Bu çalışmanın amacı, İslâm Medeniyetini teşkil eden dinamiklerin sosyal hayatta birinci derecede etkin, belirleyici ve egemen olduğu bir dönemde, İslâm ilim ve kültür çevresinde yetişmiş büyük bir ilim adamının, İslâm Medeniyetine dair özgün tasavvuruna dikkat çekmektir.
İbn Haldûnun İslâm Medeniyetine dair açıklamaları, bilimsel nitelikli bir tarif olmakla beraber daha ziyade İslâm Medeniyetinin ifade ettiği manaya, öze ve dayandığı esaslara dairdir.
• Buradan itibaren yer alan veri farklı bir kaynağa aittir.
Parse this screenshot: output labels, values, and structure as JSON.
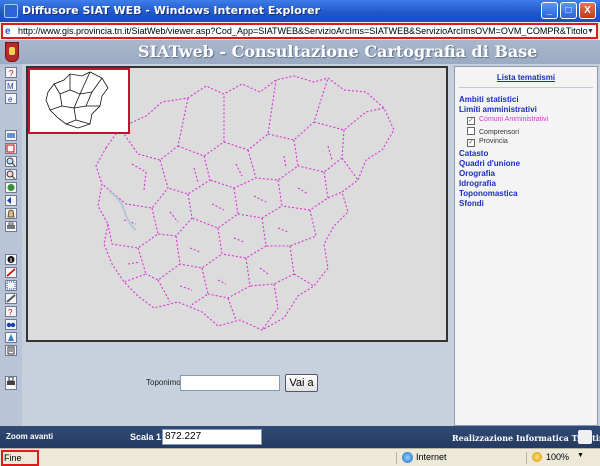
{
  "window": {
    "title": "Diffusore SIAT WEB - Windows Internet Explorer",
    "minimize": "_",
    "maximize": "□",
    "close": "X"
  },
  "address": {
    "url": "http://www.gis.provincia.tn.it/SiatWeb/viewer.asp?Cod_App=SIATWEB&ServizioArcIms=SIATWEB&ServizioArcImsOVM=OVM_COMPR&Titolo=Diffusore SIAT W"
  },
  "page": {
    "title": "SIATweb - Consultazione Cartografia di Base"
  },
  "toolbar": {
    "icons": [
      "help-icon",
      "mail-icon",
      "info-page-icon",
      "layers-icon",
      "zoom-window-icon",
      "zoom-in-icon",
      "zoom-out-icon",
      "full-extent-icon",
      "back-icon",
      "pan-icon",
      "print-icon",
      "identify-icon",
      "measure-icon",
      "select-icon",
      "clear-icon",
      "find-icon",
      "binoculars-icon",
      "locate-icon",
      "query-icon",
      "print-map-icon"
    ]
  },
  "map": {
    "boundary_color": "#d633d6",
    "overview_border": "#c8102e"
  },
  "search": {
    "label": "Toponimo:",
    "value": "",
    "button": "Vai a"
  },
  "legend": {
    "title": "Lista tematismi",
    "categories": [
      "Ambiti statistici",
      "Limiti amministrativi",
      "Catasto",
      "Quadri d'unione",
      "Orografia",
      "Idrografia",
      "Toponomastica",
      "Sfondi"
    ],
    "layers": [
      {
        "label": "Comuni Amministrativi",
        "checked": true
      },
      {
        "label": "Comprensori",
        "checked": false
      },
      {
        "label": "Provincia",
        "checked": true
      }
    ]
  },
  "bottom": {
    "mode": "Zoom avanti",
    "scale_label": "Scala 1:",
    "scale_value": "872.227",
    "credit": "Realizzazione Informatica Trentina"
  },
  "status": {
    "text": "Fine",
    "zone": "Internet",
    "zoom": "100%"
  }
}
İbn Haldûnun açıklamaları, İslâmın başlangıcından 800lü (M. 1400) yıllara kadar olan devreyi kapsar. İbn Haldûn, coğrafî bakımdan Hicâz, Şâm, Irâk, Kuzey Afrika ve Endülüsü, siyasî bakımdan Hulefâ-yi Râşidîn, Emevî, Abbâsîler ile Kuzey Afrika ve Endülüsteki devletleri merkeze almış ve bunlar üzerinde yoğunlaşmıştır.
Mukaddimede tevhîd ilkesi hiç ihmal edilmemiştir. Bazı fasılları tevhîd konusuna ayrılmakla birlikte, her fasılda ve fasılların sonlarında tevhîdi ifade eden ayetlere, hadîslere, özdeyişlere ve tevhîde dair tesbitler içeren başka cümlelere yer verilmiştir. İbn Haldûnun bu tutumu, ilimlerin nihâî gayesi konusundaki İslâmın anlayışını yansıtır. Çünkü İslâmda ilimlerin üstünlüğü, konusuna ve hedefine bağlı olduğu gibi ilimlerin özü ve nihaî gayesi de Allahı tanımaktır (marifetullah). Bu sırrın tam çözülmesi ise hâdis olan eserden, Kadim Müessire/Yüce Allaha istidlâl yoluyla olur. Yüce Allah: Ben cinleri ve insanları, ancak bana kulluk etsinler (yani tanısınlar) diye yarattım (ez-Zâriyât Sûresi, 51/56) buyurmuştur.